Infinite Jest may be the best novel I have ever read. But by the very structure that makes it so great, it simply cannot be one of my absolute favorites.

Oh, I definitely still highly recommend it.

Until next time,

Mr. E


(1) All right, (major spoilers BTW) so a lot of this I had to figure out from the internet, to which point I recommend this site which basically tells you everything: http://www.aaronsw.com/weblog/ijend. For the most part, though, you can sort of figure out at least the basics without resorting to the internet; we know, obviously that Hal and Orin have survived the assault of the AFR. We know that Hal was hospitalized with whatever ailment was building in him. And we know from one line that he, John Wayne, Joelle and Don Gately formed a super-squad that went and dug up James Incandenza’s head to help avert the Infinite Jest catastrophe—which obviously was averted seeing as everyone’s going around business as usual.
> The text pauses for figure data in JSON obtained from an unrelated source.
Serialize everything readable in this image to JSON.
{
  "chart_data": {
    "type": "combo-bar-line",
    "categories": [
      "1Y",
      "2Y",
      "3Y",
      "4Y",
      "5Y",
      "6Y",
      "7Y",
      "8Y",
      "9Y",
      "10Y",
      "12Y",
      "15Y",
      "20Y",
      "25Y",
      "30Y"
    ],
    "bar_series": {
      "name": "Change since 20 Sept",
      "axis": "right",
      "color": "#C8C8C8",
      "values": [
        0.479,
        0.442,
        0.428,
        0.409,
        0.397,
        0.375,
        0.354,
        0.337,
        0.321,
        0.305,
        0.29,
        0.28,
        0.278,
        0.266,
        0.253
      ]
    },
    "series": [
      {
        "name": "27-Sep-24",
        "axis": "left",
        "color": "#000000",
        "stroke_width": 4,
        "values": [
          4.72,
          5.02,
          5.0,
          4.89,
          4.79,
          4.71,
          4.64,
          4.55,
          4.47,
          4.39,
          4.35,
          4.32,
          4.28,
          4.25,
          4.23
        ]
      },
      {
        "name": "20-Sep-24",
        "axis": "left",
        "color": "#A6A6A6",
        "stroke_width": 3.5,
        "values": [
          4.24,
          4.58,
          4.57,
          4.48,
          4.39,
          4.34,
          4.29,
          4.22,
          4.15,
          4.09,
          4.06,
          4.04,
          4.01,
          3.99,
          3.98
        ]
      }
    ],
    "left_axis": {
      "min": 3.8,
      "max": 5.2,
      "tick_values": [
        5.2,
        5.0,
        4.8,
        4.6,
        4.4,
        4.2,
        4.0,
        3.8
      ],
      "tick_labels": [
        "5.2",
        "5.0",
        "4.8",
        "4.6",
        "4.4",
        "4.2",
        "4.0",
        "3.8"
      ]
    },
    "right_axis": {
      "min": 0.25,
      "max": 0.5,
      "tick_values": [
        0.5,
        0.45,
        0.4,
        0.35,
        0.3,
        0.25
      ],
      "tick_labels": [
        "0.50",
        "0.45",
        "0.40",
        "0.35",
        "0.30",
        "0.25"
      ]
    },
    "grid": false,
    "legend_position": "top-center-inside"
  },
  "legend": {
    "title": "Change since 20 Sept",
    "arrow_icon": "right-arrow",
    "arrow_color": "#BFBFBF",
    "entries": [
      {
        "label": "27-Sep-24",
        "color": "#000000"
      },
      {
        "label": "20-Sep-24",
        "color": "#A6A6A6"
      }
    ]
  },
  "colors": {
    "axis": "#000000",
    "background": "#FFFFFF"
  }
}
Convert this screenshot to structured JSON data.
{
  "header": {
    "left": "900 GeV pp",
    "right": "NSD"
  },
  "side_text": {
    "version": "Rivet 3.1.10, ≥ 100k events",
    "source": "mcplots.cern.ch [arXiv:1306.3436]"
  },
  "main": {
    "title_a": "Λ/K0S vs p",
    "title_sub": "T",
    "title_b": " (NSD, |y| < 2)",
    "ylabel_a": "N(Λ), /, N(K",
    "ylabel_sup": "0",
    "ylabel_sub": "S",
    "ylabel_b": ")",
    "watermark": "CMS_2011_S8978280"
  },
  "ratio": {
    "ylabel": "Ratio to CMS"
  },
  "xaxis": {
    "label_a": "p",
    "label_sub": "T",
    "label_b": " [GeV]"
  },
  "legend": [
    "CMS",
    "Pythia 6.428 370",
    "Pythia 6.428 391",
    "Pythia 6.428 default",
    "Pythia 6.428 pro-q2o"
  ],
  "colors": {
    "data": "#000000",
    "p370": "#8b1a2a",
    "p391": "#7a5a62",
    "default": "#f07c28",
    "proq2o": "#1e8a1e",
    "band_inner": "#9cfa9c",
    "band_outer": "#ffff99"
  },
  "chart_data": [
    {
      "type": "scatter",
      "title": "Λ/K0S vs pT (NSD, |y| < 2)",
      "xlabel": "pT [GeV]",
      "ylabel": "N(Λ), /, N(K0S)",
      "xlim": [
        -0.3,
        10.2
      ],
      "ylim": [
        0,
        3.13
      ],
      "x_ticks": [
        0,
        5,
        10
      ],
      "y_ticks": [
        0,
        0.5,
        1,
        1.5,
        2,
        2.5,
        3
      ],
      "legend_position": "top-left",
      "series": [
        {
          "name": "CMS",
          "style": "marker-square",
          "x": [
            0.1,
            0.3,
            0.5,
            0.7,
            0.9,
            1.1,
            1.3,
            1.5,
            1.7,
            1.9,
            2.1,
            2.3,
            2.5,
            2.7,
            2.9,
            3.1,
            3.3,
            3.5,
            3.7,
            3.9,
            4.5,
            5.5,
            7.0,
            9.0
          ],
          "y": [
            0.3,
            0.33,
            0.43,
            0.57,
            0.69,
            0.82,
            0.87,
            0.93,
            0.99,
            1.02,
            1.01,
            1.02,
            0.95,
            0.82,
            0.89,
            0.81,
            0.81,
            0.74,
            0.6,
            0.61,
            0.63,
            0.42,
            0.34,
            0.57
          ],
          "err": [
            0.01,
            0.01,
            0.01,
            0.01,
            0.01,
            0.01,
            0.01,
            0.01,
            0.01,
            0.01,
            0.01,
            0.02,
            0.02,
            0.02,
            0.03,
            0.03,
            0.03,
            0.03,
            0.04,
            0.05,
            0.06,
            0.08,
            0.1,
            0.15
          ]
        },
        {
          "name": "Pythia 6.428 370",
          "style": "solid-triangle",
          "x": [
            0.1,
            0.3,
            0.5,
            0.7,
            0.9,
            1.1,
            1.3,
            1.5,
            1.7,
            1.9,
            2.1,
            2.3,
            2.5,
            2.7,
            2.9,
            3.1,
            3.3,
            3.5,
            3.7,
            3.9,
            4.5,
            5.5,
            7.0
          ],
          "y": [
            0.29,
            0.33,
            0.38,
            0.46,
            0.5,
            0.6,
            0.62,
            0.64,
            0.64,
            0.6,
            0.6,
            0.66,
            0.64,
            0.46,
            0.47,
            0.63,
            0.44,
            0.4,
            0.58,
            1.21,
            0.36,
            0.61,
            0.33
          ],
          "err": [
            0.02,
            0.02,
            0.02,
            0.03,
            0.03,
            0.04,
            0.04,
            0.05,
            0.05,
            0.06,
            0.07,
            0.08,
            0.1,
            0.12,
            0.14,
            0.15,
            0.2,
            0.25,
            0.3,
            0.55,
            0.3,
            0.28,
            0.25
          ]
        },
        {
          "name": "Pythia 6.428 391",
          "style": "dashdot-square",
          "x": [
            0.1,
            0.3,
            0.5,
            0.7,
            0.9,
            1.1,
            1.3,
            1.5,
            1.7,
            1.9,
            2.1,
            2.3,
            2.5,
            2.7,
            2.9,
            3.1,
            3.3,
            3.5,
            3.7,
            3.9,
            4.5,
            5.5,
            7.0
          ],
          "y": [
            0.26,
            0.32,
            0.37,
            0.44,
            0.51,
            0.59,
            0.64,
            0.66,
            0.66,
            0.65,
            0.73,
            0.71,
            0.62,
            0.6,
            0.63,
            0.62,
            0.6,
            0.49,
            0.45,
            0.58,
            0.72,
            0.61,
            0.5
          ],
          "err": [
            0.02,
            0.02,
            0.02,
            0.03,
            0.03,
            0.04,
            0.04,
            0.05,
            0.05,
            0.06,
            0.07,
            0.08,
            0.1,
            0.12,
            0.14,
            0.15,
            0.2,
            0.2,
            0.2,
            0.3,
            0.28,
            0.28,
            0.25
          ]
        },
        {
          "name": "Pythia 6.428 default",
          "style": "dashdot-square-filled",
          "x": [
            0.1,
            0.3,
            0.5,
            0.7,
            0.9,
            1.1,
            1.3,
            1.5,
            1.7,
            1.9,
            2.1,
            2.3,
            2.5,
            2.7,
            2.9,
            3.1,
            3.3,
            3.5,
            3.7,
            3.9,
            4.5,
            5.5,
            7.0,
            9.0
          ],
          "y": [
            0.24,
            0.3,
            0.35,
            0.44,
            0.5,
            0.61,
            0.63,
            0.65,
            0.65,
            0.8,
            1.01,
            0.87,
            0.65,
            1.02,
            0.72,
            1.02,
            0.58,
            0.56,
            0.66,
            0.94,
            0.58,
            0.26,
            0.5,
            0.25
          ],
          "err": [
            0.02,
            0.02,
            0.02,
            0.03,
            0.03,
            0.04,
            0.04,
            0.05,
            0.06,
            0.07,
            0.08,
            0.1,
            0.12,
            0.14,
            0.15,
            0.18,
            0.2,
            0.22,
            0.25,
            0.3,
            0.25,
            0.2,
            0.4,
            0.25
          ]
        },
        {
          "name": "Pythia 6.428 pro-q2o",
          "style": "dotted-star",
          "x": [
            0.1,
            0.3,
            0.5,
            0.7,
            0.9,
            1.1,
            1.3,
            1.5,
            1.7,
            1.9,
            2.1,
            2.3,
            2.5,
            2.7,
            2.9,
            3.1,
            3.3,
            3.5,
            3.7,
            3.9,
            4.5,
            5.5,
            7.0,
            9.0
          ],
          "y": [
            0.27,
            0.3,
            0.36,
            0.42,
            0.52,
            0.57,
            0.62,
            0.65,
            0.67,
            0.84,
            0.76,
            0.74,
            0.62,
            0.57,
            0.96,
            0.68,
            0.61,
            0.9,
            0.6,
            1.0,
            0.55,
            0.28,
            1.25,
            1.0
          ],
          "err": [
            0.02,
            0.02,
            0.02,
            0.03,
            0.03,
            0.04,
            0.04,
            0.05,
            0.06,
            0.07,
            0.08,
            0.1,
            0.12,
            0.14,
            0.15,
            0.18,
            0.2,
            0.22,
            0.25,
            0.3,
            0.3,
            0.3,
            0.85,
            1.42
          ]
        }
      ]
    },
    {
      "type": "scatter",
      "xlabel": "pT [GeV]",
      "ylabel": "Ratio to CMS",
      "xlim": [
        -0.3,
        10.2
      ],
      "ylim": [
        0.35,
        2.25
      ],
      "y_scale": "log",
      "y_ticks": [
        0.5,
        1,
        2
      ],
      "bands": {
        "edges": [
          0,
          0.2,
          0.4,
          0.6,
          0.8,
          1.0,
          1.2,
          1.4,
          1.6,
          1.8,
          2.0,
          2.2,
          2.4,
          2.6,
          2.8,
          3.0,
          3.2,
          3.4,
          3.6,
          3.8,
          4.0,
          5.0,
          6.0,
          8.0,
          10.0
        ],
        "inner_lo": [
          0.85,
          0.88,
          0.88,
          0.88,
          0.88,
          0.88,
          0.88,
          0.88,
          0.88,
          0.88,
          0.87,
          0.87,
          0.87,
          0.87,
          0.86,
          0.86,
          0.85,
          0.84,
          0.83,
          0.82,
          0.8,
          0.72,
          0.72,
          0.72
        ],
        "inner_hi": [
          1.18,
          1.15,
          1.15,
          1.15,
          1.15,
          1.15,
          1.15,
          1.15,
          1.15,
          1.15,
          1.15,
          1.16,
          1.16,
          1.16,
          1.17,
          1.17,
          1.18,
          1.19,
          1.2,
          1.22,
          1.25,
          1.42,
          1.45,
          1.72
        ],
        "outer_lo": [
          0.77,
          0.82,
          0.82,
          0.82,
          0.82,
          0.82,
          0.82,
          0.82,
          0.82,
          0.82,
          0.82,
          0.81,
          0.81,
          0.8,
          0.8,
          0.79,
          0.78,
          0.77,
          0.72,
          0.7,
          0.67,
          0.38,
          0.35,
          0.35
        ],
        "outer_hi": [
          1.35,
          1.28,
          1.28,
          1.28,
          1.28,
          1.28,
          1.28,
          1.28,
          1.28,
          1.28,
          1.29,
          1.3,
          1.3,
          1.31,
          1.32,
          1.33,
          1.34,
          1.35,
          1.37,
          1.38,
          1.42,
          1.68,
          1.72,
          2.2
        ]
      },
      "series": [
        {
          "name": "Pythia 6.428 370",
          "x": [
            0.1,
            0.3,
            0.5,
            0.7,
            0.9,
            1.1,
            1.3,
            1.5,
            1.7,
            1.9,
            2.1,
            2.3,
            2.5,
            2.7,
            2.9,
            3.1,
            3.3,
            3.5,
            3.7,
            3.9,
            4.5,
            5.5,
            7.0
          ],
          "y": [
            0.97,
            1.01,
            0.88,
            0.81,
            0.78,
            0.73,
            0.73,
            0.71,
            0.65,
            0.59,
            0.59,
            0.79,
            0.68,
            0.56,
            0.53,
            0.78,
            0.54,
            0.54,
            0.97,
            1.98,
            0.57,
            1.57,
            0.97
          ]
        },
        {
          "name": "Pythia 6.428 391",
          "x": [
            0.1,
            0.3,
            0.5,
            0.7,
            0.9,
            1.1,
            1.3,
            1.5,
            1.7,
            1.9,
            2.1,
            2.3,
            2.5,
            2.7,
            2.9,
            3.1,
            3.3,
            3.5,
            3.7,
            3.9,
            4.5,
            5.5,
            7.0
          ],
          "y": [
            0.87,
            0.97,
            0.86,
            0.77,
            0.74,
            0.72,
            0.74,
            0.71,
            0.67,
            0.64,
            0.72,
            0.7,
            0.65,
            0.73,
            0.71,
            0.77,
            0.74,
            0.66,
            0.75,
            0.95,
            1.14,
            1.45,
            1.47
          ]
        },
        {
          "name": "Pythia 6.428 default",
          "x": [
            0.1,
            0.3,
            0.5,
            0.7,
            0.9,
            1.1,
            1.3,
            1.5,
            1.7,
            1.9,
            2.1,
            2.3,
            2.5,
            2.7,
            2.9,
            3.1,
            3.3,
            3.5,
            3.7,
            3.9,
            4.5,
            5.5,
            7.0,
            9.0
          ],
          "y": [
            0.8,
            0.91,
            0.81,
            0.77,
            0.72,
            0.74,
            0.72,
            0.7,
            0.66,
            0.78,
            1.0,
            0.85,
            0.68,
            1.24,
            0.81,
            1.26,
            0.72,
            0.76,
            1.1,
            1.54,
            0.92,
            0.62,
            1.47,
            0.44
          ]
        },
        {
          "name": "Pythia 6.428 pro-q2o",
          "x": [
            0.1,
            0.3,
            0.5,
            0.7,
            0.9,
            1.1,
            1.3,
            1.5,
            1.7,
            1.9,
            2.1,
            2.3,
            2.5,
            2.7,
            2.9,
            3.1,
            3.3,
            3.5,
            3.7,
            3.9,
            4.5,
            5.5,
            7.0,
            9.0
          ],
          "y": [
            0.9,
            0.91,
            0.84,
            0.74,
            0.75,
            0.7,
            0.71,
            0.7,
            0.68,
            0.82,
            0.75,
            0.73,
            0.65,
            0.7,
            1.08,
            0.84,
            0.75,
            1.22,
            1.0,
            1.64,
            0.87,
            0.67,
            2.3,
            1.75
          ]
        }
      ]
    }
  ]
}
But for the real in depth stuff—as in the chronology and where the AFR ended up fitting into the picture and what the heck was actually happening to Hal in the first chapter—the website’s the place to go.

(2) dfw: Herb -- there is an ending as far as I'm concerned. Certain kind of
parallel lines are supposed to start converging in such a way that an "end"
can be projected by the reader somewhere beyond the right frame. If no such
convergence or projection occurred to you, then the book's failed for you.